Pardo's advocacy significantly influenced the formulation of the United Nations Convention on the Law of the Sea (UNCLOS). The UNCLOS, adopted in 1982, incorporates the concept of the common heritage of mankind, particularly in its provisions concerning the deep seabed. It established the International Seabed Authority (ISA) to regulate activities in the seabed beyond national jurisdiction, ensuring that the exploration and use of marine resources are conducted for the benefit of all countries, especially developing nations.

=== Palau and Fiji Call for Deep-Sea Mining Moratorium ===
On June 27, 2022, during the UN Ocean Conference in Lisbon, Palau and Fiji launched an alliance advocating for a moratorium on deep-sea mining due to its potential risks to ocean biodiversity. Palauan President Surangel S. Whipps Jr. highlighted the dangers of deep-sea mining, which involves extracting mineral-rich nodules from the ocean floor, and questioned the wisdom of pursuing such activities without fully understanding the environmental consequences. This initiative by Palau and Fiji reflects broader global concerns, with nations like Chile also advocating for a pause on deep-sea mining due to scientific uncertainties.

== Speech ==
In his speech, Whipps challenged the claims of the deep-sea mining industry, pointing out that viable alternatives exist that do not involve the destruction of the ocean floor. He emphasized the unknown consequences of disturbing the deep seabed, such as disrupting carbon sequestration and affecting migratory fish stocks, which are vital for Palau's economy and food security. He called for a precautionary approach, prioritizing long-term sustainability over short-term economic gains.

Addressing the ISA, President Surangel Whipps Jr. of Palau said, "Let us not leave Jamaica having granted the mining industry a license to colonize the common heritage of humankind and destroy our greatest ally in our fight against climate change—our ocean." He cited the example of Palau in the 1970s, when a proposal to construct a large port and oil storage facility on the island was presented.
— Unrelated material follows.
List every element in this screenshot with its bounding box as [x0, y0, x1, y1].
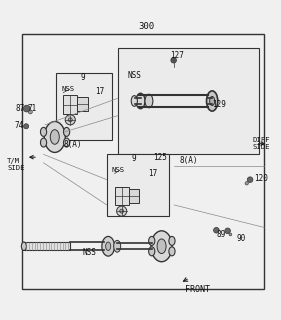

Although the project promised considerable economic benefits, it was ultimately rejected due to concerns over its potential environmental impact.
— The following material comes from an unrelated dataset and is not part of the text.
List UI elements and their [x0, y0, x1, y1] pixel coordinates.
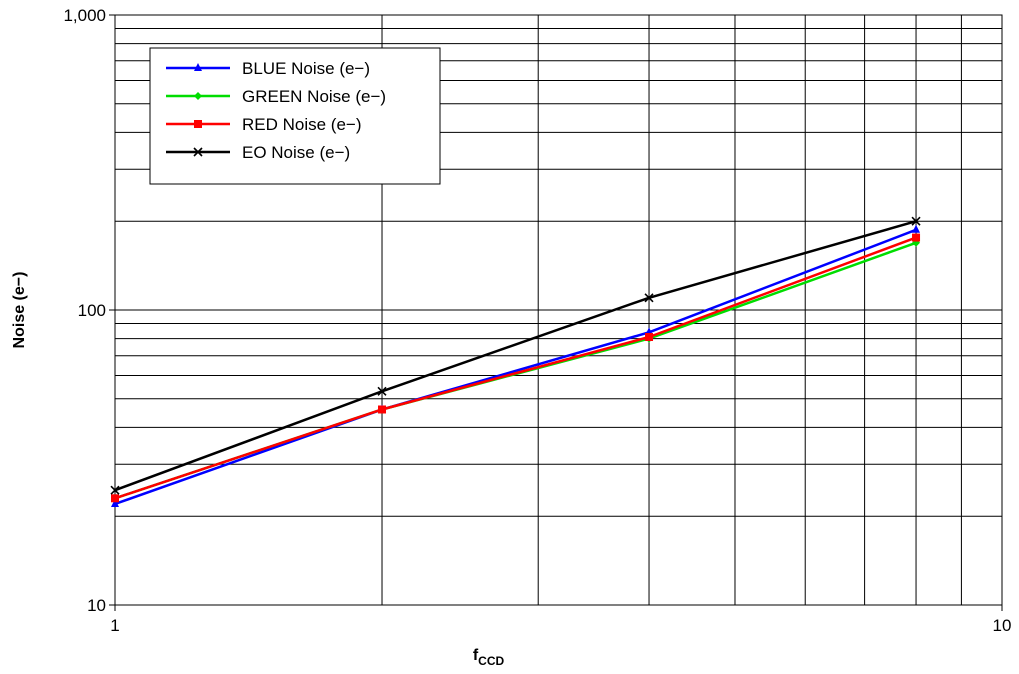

Whipps concluded by reflecting on the legacy we leave for future generations, invoking Palauan culture's emphasis on the health of the land and ocean. He called for the ISA to uphold the principles of UNCLOS and transform into a body that truly protects the ocean as the common heritage of humankind. Whipps urged unity in championing a moratorium on deep-sea mining, highlighting the need for science-backed decisions to ensure a healthy ocean for future generations.

== Impact and reactions ==
During the ISA assembly the momentum has grown significantly for the protection of oceans against deep-sea mining. As of August 2024, 32 nations have called for a halt to the commencement of deep-sea mining. During the International Seabed Authority negotiations in Kingston, Jamaica, five new nations—Tuvalu, Austria, Honduras, Guatemala, and Malta—joined this growing coalition, bringing the total to 32 nations from the Pacific, Europe, the Caribbean, and Latin America advocating for a precautionary pause or moratorium.